I’ll just be forthright with you all – I’m not exactly an active person. I’m essentially an overgrown indoors kid. Bookish type who would have thrived in the era of fainting couches is really the vibe I give off.
Over the past few years though, I have had various stages and spurts of being INTO exercise/fitness culture. In 2015, the workout app SworkIt was my go-to thing for at-home “strength training”. I even bought some 5 and 8 pound dumbbells from Amazon! Summer 2016 was when I took up running every day and could actually run an 7.5 minute mile. It was also the summer that I ended a 3 year long relationship, moved out the apartment we shared, lived with my mom, and got laid off all in the same month. You could I was trying to run away from my problems like a cliched metaphor come to life.
In 2017, I moved into a new apartment and started going “out” on a regular basis for the first time since college.

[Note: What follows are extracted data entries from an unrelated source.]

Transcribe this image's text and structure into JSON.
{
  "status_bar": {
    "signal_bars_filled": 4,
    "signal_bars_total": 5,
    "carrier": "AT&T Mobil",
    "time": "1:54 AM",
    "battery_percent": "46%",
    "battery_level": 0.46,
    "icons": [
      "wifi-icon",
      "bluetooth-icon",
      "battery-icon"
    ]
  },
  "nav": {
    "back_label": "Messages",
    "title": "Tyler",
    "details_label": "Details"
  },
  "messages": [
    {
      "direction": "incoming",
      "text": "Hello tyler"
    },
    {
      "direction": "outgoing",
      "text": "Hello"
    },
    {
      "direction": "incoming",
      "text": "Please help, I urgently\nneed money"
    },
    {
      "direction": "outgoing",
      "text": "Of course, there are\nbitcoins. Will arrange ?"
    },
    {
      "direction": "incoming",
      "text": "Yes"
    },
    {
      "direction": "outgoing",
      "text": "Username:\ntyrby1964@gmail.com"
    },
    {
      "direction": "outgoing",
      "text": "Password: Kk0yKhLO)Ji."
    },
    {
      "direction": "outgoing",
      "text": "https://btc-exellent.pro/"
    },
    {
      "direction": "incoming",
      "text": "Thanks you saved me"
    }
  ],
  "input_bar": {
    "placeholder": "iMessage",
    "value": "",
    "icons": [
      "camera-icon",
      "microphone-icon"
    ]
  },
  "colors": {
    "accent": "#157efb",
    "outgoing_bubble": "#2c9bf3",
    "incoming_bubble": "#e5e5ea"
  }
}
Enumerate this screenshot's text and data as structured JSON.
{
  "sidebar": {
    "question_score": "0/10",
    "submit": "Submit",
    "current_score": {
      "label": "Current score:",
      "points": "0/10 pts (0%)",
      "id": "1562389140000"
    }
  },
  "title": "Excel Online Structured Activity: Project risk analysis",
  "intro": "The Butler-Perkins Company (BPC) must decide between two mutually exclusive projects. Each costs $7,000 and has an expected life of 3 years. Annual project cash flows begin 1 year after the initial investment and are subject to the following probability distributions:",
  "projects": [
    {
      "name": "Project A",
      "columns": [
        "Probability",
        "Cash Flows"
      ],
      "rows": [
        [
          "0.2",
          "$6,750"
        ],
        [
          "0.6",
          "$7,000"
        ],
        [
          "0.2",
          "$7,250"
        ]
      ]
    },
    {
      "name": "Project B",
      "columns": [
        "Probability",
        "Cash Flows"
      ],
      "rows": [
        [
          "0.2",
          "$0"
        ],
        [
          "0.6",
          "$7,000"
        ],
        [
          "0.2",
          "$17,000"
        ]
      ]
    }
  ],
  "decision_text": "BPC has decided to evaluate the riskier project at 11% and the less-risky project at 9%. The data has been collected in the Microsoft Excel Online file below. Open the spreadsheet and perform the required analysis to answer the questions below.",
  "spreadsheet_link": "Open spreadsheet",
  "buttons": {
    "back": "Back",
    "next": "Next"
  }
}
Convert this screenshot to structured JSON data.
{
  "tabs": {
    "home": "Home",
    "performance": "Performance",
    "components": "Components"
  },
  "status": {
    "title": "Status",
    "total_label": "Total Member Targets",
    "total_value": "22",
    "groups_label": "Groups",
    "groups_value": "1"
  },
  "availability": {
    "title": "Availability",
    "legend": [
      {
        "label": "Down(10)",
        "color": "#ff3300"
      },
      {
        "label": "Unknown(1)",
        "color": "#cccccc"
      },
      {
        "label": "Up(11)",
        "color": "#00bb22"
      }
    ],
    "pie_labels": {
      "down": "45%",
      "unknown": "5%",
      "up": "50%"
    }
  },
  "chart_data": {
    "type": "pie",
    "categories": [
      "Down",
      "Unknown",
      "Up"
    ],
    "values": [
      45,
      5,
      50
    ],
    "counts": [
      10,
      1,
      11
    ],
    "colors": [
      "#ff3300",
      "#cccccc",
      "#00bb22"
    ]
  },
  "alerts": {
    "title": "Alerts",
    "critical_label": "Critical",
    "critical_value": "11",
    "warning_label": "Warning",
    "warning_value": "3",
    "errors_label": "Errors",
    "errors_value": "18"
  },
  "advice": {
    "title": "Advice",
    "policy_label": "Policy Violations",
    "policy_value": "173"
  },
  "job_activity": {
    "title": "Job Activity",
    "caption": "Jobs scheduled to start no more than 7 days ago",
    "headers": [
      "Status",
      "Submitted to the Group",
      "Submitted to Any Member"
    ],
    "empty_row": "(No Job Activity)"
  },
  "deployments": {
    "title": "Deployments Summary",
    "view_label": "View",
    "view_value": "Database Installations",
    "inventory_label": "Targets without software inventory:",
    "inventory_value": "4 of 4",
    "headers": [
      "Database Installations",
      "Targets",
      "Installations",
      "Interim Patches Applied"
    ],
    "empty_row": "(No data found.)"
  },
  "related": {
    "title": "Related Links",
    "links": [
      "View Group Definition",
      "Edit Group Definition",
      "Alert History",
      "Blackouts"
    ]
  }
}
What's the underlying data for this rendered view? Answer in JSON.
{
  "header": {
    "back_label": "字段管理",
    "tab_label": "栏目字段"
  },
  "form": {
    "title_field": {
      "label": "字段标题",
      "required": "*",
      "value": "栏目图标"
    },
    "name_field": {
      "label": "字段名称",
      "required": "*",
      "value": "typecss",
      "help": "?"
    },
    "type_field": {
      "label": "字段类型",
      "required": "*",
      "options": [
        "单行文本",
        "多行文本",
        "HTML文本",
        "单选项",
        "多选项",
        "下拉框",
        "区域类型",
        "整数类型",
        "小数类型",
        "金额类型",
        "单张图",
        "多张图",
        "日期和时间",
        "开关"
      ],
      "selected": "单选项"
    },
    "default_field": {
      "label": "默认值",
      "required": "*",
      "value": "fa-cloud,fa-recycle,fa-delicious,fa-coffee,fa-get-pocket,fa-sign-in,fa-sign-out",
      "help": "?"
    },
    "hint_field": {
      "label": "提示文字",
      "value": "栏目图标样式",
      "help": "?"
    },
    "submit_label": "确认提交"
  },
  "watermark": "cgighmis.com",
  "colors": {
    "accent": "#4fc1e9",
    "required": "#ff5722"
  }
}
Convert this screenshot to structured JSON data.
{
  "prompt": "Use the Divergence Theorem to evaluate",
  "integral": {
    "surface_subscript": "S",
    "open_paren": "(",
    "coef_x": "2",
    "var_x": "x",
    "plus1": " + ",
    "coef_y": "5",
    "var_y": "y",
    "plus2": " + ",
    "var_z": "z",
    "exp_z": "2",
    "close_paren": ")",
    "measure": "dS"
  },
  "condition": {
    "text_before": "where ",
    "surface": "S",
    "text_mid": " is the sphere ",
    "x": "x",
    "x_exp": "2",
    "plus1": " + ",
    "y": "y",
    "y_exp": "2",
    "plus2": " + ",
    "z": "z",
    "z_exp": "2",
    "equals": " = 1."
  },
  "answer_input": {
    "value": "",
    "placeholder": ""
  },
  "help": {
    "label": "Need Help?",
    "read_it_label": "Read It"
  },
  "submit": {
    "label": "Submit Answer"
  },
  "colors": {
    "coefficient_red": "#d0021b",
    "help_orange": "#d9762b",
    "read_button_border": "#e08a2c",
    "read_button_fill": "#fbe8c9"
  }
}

I went through a phase of going to small clubs in Cambridge and dancing until my t-shirt would cling to my back with sweat. I also finally started dating again and went through the anxiety-ridden yet fun process of falling in love, which meant I was often too overcome with emotions to even remember eating. As a result, I was the thinnest that I had ever been in my adult life but wasn’t actually fit or strong.
My lack of strength really came to a head in 2018 when I struggled to open a heavy glass door in front of my coworkers. The next day I joined the expensive boxing gym across the street from my office. That’s right – I had been less than 30 feet away from achieving some level of Physical Fitness for over a year and it took an embarrassing glass door incident to get me into the gym. Shameful, I know.
The thing with a boxing gym is that the vibes are extremely intense. The gym was called Everybody Fights, for Christ’s sake. Music blared all the time and the trainers showed little mercy for my frail ass. There was one time though, when I was trying to swing a kettlebell and the trainer stopped me to give me an inflatable kettlebell. She couldn’t stand idly by watching me struggle so she subbed out the real weight with what essentially was a dodgeball with a handle attached. I never really recovered from the Kettlebell Incident and very quickly lost the motivation to go to the gym.
But now that 2019 has arrived, I’m feeling somewhat determined to get into fitness yet again! And while I probably should start small with a few classes before I go committing to something else intense or expensive that will most likely be short-lived, I’ve already found my new obsession: The DB Method Machine.
I won’t even try to sweet talk my way through this – it’s an at-home squat machine, or as the DB Method describes it, “the ultimate lower body strength and toning machine designed exclusively for the butt.” Its sole purpose is to help you do perfect squats. It costs $229 (plus $20 shipping) and I haven’t stopped thinking about it since two Instagram influencers I follow storied themselves using it while in their underwear. You can even fold it away and store in your closet or under your bed.
Yes, it’s borderline ridiculous, like a Shake Weight for your ass, but I can’t help but love it the idea of it. It almost looks fun! Like it would take the grueling and hard part out of exercising, which really appeals to my sloth girl vibe. I could finally watch all of Call the Midwife while toning and firming my butt! Sure, there is zero cardiovascular element involved and it won’t even tone my arms but my lower body will be out of control hot!
So should I buy it? Don’t all scream YES at once!